Almost two years ago, during the same contentious meeting in which Pluto was demoted from a full-fledged planet to a “dwarf planet,” a few other votes were taken, but mostly forgotten. One of the forgotten votes that was actually approved was that Pluto was to be declared the” prototype of a new class of objects”. OK. Done. What exactly that means is a bit hard to say. As far as I could tell it was an attempt to be nice to Pluto after the indignity of its demotion. Who would vote “no” to that?
The next vote that was taken was about what to call this new class of objects. The proposal, if I remember correctly, was to call them “Plutonian objects.” The proposal was voted down by a very small margin. Why, again? Hard to say. People were in funny moods.
The class of objects, then, remained unnamed, with a promise – a threat – that a committee would come up with something and there would then be no vote.
The committee has spoken! After the close vote on “Plutonian objects”, the committee deliberated for almost two years and settled on “Plutoids” and now it is settled. A “Plutoid” is a dwarf planet (meaning it must be large enough to be round) that is beyond Neptune.
But wait! There’s more! The committee did more than promised! They added one more twist to the rule. While originally all dwarf planets beyond Neptune were to be part of this new category, the committee decided to restrict the definition to the brightest of the dwarf planets. For now the only ones that count are Pluto itself, as well as three of my babies: Eris, 2005 FY9, and 2003 EL61.

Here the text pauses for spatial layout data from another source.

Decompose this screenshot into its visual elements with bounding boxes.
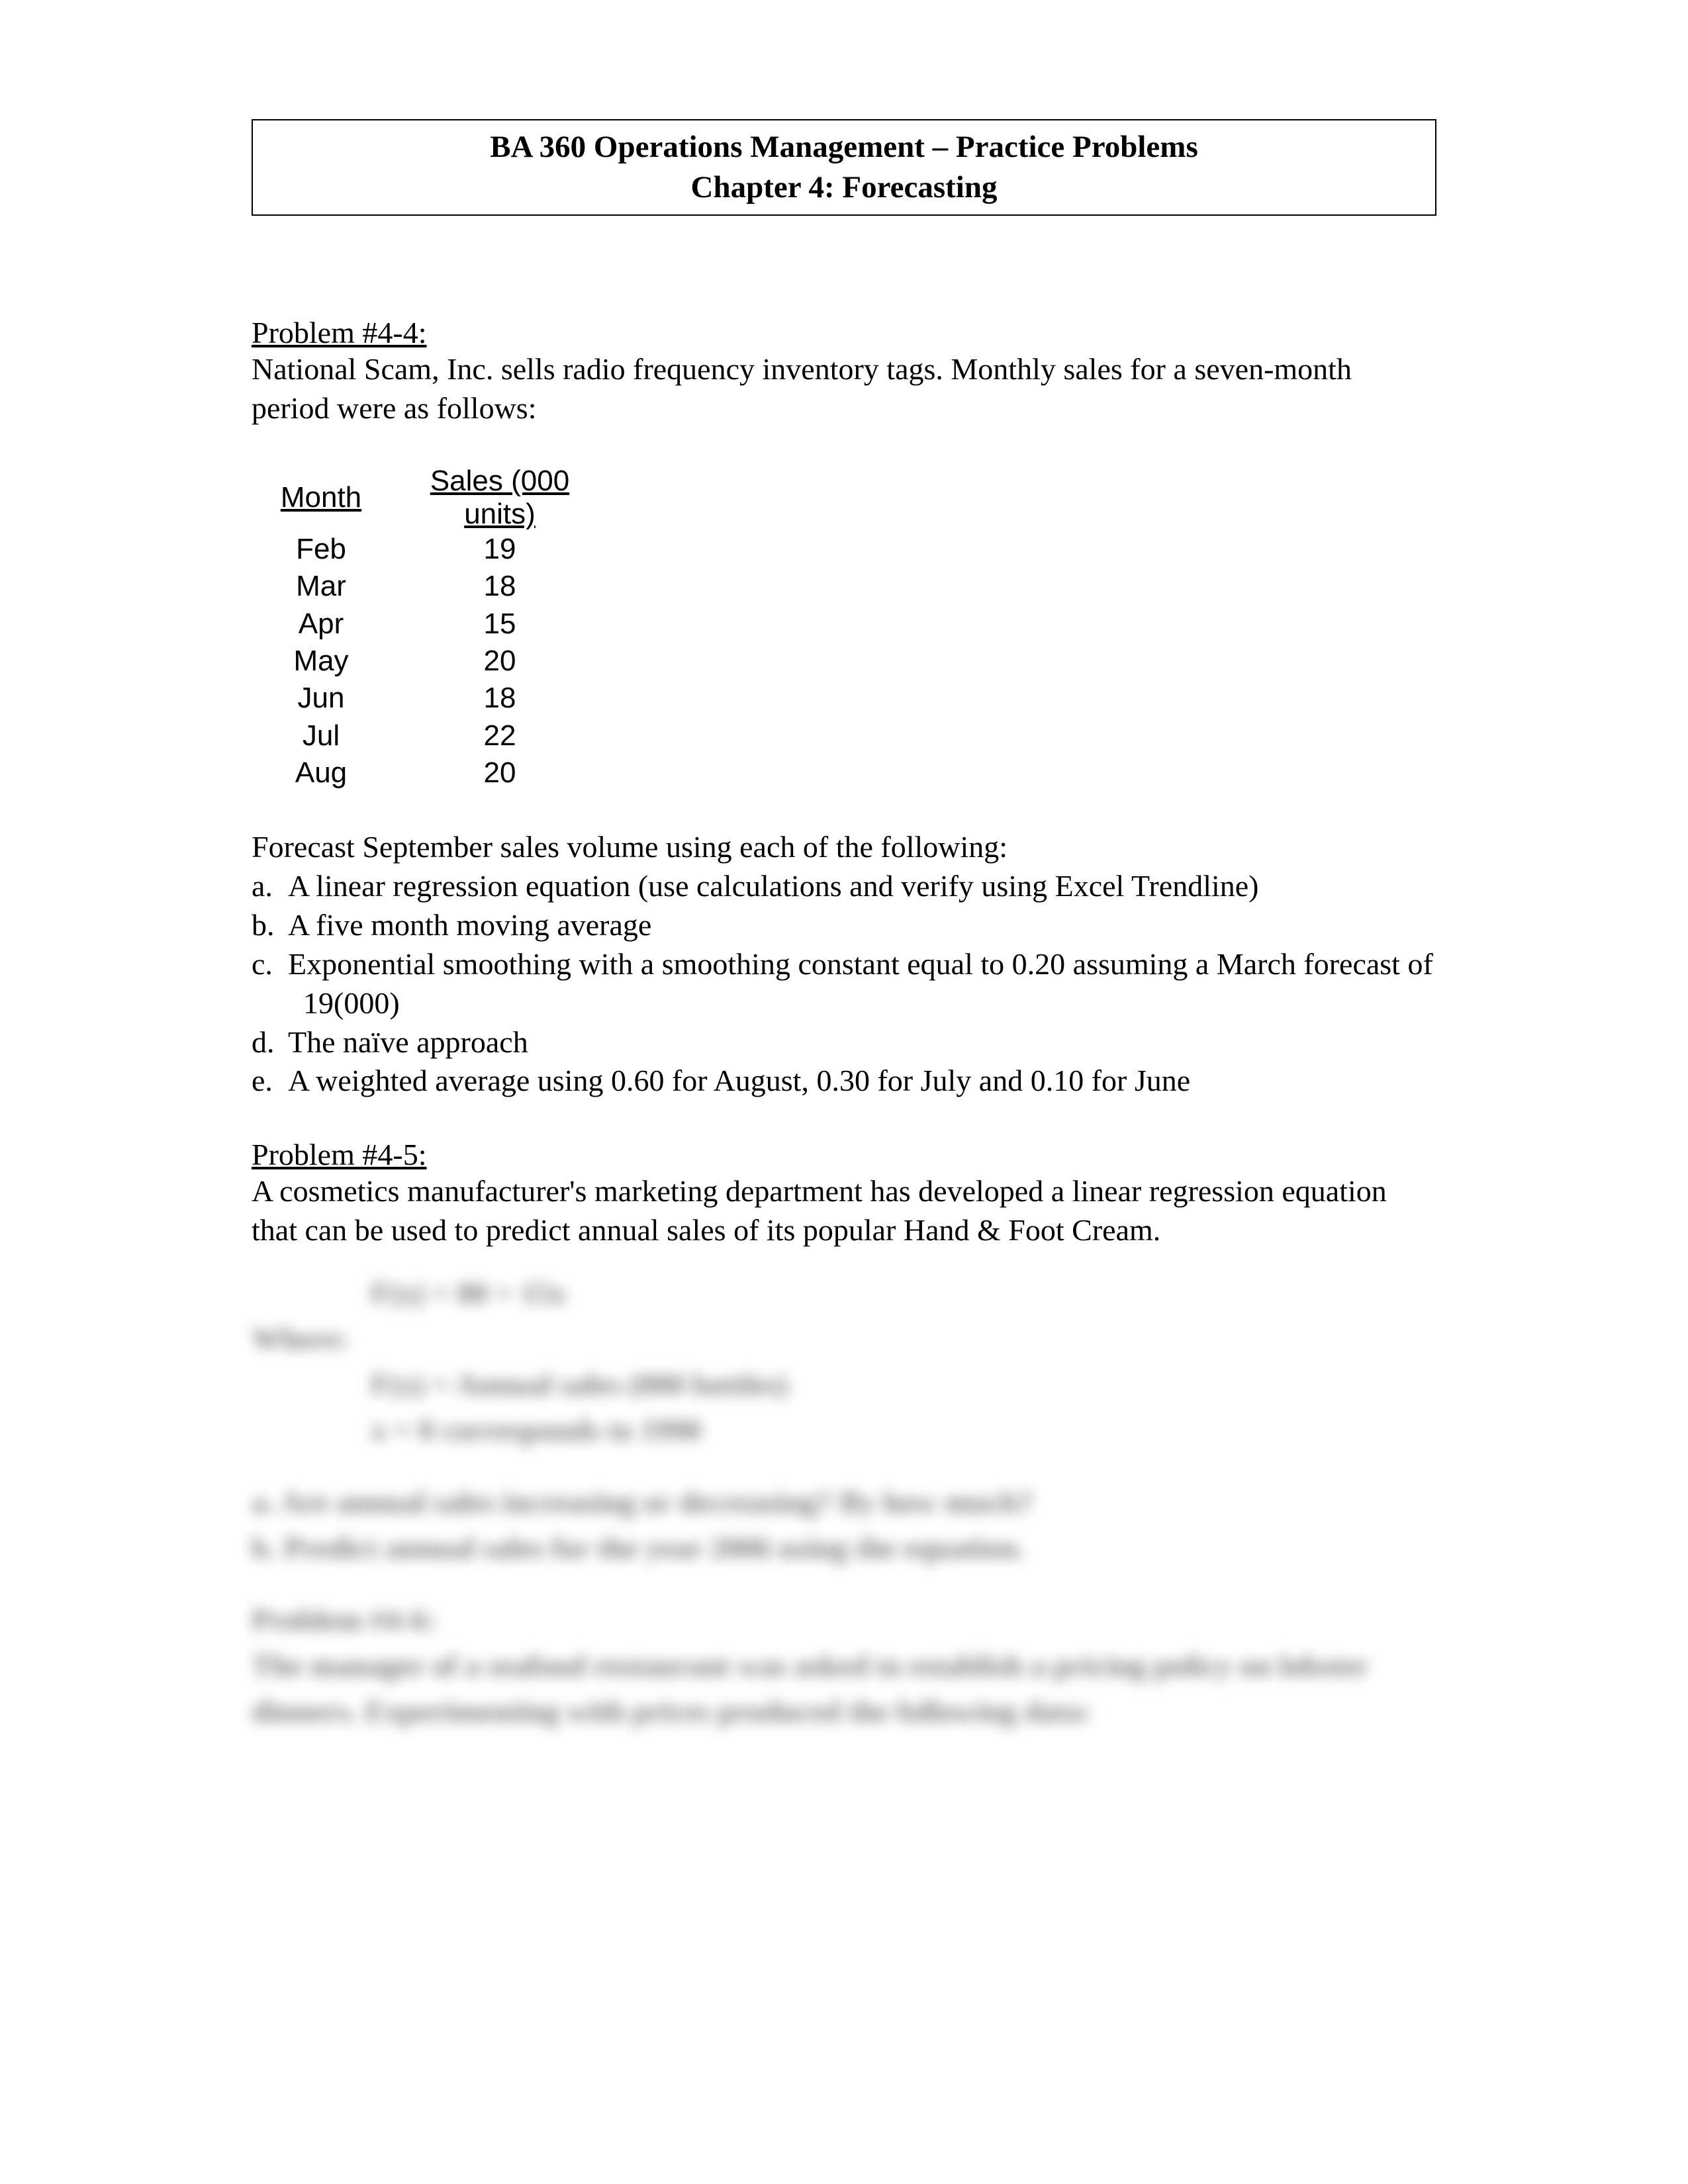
list-marker: c. bbox=[252, 945, 288, 984]
blurred-text: x = 0 corresponds to 1990 bbox=[371, 1407, 1436, 1453]
list-text: A linear regression equation (use calcul… bbox=[288, 869, 1259, 903]
table-row: Jun 18 bbox=[271, 680, 629, 717]
blurred-text: F(x) = 80 + 15x bbox=[371, 1270, 1436, 1316]
blurred-text: F(x) = Annual sales (000 bottles) bbox=[371, 1361, 1436, 1407]
title-box: BA 360 Operations Management – Practice … bbox=[252, 119, 1436, 216]
document-page: BA 360 Operations Management – Practice … bbox=[0, 0, 1688, 1734]
blurred-preview-region: F(x) = 80 + 15x Where: F(x) = Annual sal… bbox=[252, 1270, 1436, 1734]
list-text: A weighted average using 0.60 for August… bbox=[288, 1064, 1190, 1097]
sales-table: Month Sales (000 units) Feb 19 Mar 18 Ap… bbox=[271, 465, 629, 792]
table-header-month: Month bbox=[271, 465, 391, 531]
table-row: Apr 15 bbox=[271, 606, 629, 643]
cell-sales: 19 bbox=[391, 531, 629, 568]
table-header-row: Month Sales (000 units) bbox=[271, 465, 629, 531]
problem-4-4-list: a.A linear regression equation (use calc… bbox=[252, 867, 1436, 1101]
cell-month: Apr bbox=[271, 606, 391, 643]
list-marker: e. bbox=[252, 1062, 288, 1101]
blurred-text: Where: bbox=[252, 1316, 1436, 1361]
problem-4-5-intro: A cosmetics manufacturer's marketing dep… bbox=[252, 1172, 1436, 1250]
cell-sales: 20 bbox=[391, 643, 629, 680]
cell-month: Jul bbox=[271, 717, 391, 754]
list-marker: a. bbox=[252, 867, 288, 906]
table-row: May 20 bbox=[271, 643, 629, 680]
list-item: d.The naïve approach bbox=[252, 1023, 1436, 1062]
problem-4-5-heading: Problem #4-5: bbox=[252, 1137, 1436, 1172]
problem-4-4-instruction: Forecast September sales volume using ea… bbox=[252, 828, 1436, 867]
cell-month: Aug bbox=[271, 754, 391, 792]
problem-4-4-heading: Problem #4-4: bbox=[252, 315, 1436, 350]
blurred-text: a. Are annual sales increasing or decrea… bbox=[252, 1479, 1436, 1525]
list-item: b.A five month moving average bbox=[252, 906, 1436, 945]
blurred-text: b. Predict annual sales for the year 200… bbox=[252, 1525, 1436, 1570]
cell-month: Mar bbox=[271, 568, 391, 605]
list-text: The naïve approach bbox=[288, 1025, 528, 1059]
problem-4-4-intro: National Scam, Inc. sells radio frequenc… bbox=[252, 350, 1436, 428]
list-marker: b. bbox=[252, 906, 288, 945]
list-item: e.A weighted average using 0.60 for Augu… bbox=[252, 1062, 1436, 1101]
cell-sales: 15 bbox=[391, 606, 629, 643]
list-text: A five month moving average bbox=[288, 908, 651, 942]
cell-month: Feb bbox=[271, 531, 391, 568]
cell-month: May bbox=[271, 643, 391, 680]
cell-month: Jun bbox=[271, 680, 391, 717]
table-row: Feb 19 bbox=[271, 531, 629, 568]
list-text: Exponential smoothing with a smoothing c… bbox=[288, 947, 1433, 1020]
list-marker: d. bbox=[252, 1023, 288, 1062]
blurred-text: Problem #4-6: bbox=[252, 1597, 1436, 1643]
cell-sales: 18 bbox=[391, 680, 629, 717]
problem-4-5: Problem #4-5: A cosmetics manufacturer's… bbox=[252, 1137, 1436, 1250]
cell-sales: 22 bbox=[391, 717, 629, 754]
title-line-1: BA 360 Operations Management – Practice … bbox=[266, 127, 1422, 167]
cell-sales: 18 bbox=[391, 568, 629, 605]
table-row: Mar 18 bbox=[271, 568, 629, 605]
table-row: Aug 20 bbox=[271, 754, 629, 792]
list-item: a.A linear regression equation (use calc… bbox=[252, 867, 1436, 906]
title-line-2: Chapter 4: Forecasting bbox=[266, 167, 1422, 208]
list-item: c.Exponential smoothing with a smoothing… bbox=[252, 945, 1436, 1023]
table-row: Jul 22 bbox=[271, 717, 629, 754]
problem-4-4: Problem #4-4: National Scam, Inc. sells … bbox=[252, 315, 1436, 1101]
cell-sales: 20 bbox=[391, 754, 629, 792]
blurred-text: The manager of a seafood restaurant was … bbox=[252, 1643, 1436, 1734]
table-header-sales: Sales (000 units) bbox=[391, 465, 629, 531]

I have been asked: will there be controversy? Will there be bickering? Will people fight and contend?
I suspect the answer is, in fact, that there will mostly be nothing.
The class of objects was supposed to get a name, now it has a name. The name seems pretty non-controversial, if also a bit clunky.
The one thing that almost no one will even notice is the part that I find the most odd, though, which is the restriction that the object be a particular brightness. Not a particular size: a particular brightness.
That makes for some funny situations. If you take Pluto and cover it with dirt it would no longer be a Plutoid. Or take something much smaller and cover it was snow instead of rocks and it might be a Plutoid. Or, may favorite example, if you take Eris, which is currently the intrinsically brightest object, bring it closer to the sun (where it will be in 290 years), melt some of the ice on the surface, and exposure some of the darker substrate, it might just get dark enough to no longer be a Plutoid. Now you see it; now you don’t.
But, OK, it’s a definition. And I can at least understand the committee’s feeling that they wanted to put a concrete brightness limit instead of a harder to determine roundness limit.
What does anyone else think?
There is still a small but extremely vocal group of astronomers who remain incensed about Pluto’s demotion. They will use this as a soapbox to repeat their initial complaints about Pluto.
Other astronomers are likely to yawn. Plutoids? Sure, why not. Most astronomers have moved well beyond the Pluto-debate and the semantics associated with it. If Pluto is happy being a Plutoid then it is probably OK with the rest of us.